Jenny Firman - Early training

Running time
1 min 38 sec
Date made
Place made
Australia
Copyright
Department of Veterans' Affairs

Transcript

It was a big shock in many respects in that I'd been working at the Royal Melbourne Hospital in accident emergency doing night duty. So I'd be doing long shifts overnight at a point where it's really busy. There might be, you know, people with life threatening illnesses.

And I had to travel from that, directly drive to Cerberus to start my officer training at Jervis, at Creswell. So when I got to HMAS Creswell, you know, which is a really lovely setting on Jervis Bay, beautiful white beaches for a really much more relaxed working life than I've had in the hospital. It was just a bit of a shock to sort of go from that high pressure environment to a less pressured environment …

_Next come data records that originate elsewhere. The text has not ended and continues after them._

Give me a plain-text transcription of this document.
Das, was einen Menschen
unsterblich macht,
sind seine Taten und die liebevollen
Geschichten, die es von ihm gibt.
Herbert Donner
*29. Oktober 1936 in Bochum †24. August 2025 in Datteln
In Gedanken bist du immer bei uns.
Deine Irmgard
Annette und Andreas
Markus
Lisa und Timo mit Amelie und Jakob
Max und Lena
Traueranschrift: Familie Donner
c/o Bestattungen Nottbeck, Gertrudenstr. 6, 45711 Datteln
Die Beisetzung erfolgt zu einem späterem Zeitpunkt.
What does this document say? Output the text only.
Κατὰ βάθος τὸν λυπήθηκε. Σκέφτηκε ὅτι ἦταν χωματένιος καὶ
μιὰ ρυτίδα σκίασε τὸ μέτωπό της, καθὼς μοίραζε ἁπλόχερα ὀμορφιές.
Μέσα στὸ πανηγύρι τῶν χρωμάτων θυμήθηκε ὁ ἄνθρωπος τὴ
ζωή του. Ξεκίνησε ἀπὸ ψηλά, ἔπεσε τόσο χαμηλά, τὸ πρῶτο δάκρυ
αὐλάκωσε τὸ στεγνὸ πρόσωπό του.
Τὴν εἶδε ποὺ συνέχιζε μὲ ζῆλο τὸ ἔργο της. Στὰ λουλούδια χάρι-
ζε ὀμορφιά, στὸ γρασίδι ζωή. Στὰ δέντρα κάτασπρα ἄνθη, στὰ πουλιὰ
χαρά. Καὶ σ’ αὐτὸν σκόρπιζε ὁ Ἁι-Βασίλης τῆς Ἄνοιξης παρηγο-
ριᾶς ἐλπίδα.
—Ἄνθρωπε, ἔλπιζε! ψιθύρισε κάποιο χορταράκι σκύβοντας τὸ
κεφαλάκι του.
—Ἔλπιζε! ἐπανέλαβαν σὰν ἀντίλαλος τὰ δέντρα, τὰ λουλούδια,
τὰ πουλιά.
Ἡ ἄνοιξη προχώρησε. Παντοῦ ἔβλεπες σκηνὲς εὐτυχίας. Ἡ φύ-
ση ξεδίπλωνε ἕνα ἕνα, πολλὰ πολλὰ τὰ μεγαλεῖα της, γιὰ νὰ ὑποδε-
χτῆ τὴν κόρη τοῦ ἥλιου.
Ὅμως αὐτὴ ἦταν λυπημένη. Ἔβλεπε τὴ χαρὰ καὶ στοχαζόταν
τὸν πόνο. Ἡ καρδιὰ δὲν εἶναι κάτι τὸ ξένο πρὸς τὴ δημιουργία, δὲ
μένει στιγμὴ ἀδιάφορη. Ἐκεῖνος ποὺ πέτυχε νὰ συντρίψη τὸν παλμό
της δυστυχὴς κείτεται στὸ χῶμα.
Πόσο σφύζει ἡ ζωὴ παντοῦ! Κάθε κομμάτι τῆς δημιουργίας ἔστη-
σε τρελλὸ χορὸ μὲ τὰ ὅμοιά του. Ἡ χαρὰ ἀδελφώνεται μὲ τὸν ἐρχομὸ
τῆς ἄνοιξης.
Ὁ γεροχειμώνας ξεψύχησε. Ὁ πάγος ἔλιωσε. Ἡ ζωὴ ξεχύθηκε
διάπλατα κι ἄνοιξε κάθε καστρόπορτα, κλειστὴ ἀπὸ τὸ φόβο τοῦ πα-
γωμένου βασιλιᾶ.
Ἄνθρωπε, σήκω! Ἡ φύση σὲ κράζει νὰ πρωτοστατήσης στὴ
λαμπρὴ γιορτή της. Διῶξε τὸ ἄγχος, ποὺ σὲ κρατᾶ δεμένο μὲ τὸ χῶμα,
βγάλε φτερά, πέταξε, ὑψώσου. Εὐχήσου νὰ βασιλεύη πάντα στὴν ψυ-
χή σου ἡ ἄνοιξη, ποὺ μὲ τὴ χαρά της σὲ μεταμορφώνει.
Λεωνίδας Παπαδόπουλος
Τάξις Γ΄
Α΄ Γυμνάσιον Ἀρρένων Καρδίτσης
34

I did what was called a direct entry officer course at that point, and it wasn't made up of all doctors. It was a mixture of doctors and engineers, nurses, dentists, chaplains, all people who were coming into the Navy having already become professionals, if you like … We had to learn to march. We had to do the things one usually learns in the military. But they were talking to adults who were there really of their own free will, they didn't need that kind of yelling … we did how to be winched out of the ocean into a helicopter.

The navy does ship survival training which is on land in a facility that helps you plug holes in a ship should it be hit and learn to put out fires and that sort of thing and everybody in the Navy does that. So we did some of that training, but that was all.